Now, Lichtenstein's sculpture is the subject of an exhibition at Washington's Corcoran Gallery of Art. The show, arranged by Lichtenstein expert and museum head curator Jack Cowart, collects the 80 sculptures Lichtenstein himself chose as representative of his work. Cowart added about 20 more pieces, along with a generous sampling of the artist's notebooks, drawings, maquettesand other materials intended to explain what he was up to.

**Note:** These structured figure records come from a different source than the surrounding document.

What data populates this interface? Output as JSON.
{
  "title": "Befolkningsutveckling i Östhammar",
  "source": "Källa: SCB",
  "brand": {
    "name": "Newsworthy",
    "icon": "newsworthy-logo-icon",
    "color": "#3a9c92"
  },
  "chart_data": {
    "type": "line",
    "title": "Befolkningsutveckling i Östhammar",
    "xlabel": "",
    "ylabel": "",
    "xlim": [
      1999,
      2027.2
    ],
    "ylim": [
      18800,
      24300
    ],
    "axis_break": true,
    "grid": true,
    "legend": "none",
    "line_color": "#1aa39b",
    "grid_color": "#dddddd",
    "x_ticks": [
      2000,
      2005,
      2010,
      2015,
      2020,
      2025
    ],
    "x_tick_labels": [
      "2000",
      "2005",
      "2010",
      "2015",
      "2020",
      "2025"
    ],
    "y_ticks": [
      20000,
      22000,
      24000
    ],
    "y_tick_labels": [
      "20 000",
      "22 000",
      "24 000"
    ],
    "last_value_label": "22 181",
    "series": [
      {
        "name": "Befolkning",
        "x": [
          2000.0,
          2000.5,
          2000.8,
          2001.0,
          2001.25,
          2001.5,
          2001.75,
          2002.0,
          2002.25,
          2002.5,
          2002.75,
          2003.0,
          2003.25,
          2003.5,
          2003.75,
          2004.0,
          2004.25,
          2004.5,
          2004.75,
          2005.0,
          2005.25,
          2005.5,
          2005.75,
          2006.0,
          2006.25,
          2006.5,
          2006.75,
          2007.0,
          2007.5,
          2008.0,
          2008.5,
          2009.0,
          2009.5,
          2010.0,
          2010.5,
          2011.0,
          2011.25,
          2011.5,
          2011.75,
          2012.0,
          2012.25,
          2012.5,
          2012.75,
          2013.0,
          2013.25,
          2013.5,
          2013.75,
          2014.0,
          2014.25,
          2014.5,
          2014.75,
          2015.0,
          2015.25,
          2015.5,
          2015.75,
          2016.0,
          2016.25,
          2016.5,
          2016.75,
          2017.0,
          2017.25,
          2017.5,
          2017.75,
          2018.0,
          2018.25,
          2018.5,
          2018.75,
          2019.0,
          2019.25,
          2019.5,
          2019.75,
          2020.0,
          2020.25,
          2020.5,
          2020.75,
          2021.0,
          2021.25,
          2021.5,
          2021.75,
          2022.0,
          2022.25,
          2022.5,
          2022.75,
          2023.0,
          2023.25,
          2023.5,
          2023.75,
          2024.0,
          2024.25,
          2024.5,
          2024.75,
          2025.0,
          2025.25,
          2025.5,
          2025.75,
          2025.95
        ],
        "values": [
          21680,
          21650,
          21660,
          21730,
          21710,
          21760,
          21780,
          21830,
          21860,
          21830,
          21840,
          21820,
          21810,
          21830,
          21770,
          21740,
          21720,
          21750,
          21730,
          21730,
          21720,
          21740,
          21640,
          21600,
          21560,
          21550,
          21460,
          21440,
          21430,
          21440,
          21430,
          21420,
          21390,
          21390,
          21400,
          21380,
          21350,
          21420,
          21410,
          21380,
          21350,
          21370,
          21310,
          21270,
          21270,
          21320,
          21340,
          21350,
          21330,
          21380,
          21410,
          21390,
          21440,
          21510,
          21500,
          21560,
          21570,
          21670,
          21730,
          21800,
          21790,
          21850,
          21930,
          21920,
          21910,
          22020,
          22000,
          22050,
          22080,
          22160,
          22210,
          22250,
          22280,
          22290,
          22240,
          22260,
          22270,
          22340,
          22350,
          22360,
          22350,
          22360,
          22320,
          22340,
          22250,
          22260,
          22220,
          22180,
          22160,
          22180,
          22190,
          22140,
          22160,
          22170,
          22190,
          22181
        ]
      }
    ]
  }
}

They do. It was Lichtenstein's habit to begin by making pencil sketches of forms that interested him. The sketches evolved into tape and paper collages and then into full-scale wooden maquettes, or models. When the sculptures were cast, the metal was painted to match the maquettes.

Lichtenstein was an artist whose mastery of his medium grew with time. Visitors to the Corcoran will be able to watch the progress of Lichtenstein's craft from the mediocre works of the 1940s into the lyrical, lovely creations of the 1960s and afterward. The sculptures' beauty comes from the artist's ability to disguise the difficulties he encountered in making the works -- giving them an air of lightness, ease and fun.

In fact, viewers of the exhibition break into smiles when they walk through the rooms. It's not that the sculptures lack "depth" -- depth isn't what they're about. Rather, it was Lichtenstein's great gift to infuse the mundane with a glow and joy that reminds us that the quotidian can be fun, and that the best art isn't overtly didactic or laden with angst.

Cup and Saucer II of 1977, for example, is everybody's morning cup of coffee, with the rich coffee vapor rising from the sculpture -- like many of Lichtenstein's works, the cup and its aroma look far more three-dimensional than they are. The show also offers the playful Mermaid -- Sculpture Maquette (1978), with its palm tree and clouds supported by the sun's rays, just as the mermaid's form is supported by waves. And Lichtenstein's brightly colored Pop Art Car of 1977, a BMW whose surface the artist painted according to his own whim. (The automaker had a number of other artists, including Alexander Calder and Frank Stella, do BMWs in their own styles.) Lichtenstein decorated his auto with a rising sun and his trademark oversized benday dots.

Outside the Corcoran stands Lichtenstein's multicolored (teal, gray, white, black) 32-foot-tall Brushstroke Group (1988), which can be viewed with the 555-foot-tall Washington Monument, now sheathed in metal scaffolding from head to foot, in the background. It's an extraordinary and dramatic contrast and one that no doubt would have amused Lichtenstein.

The exhibition will be at the Corcoran until Sept. 30, after which it travels to Spain.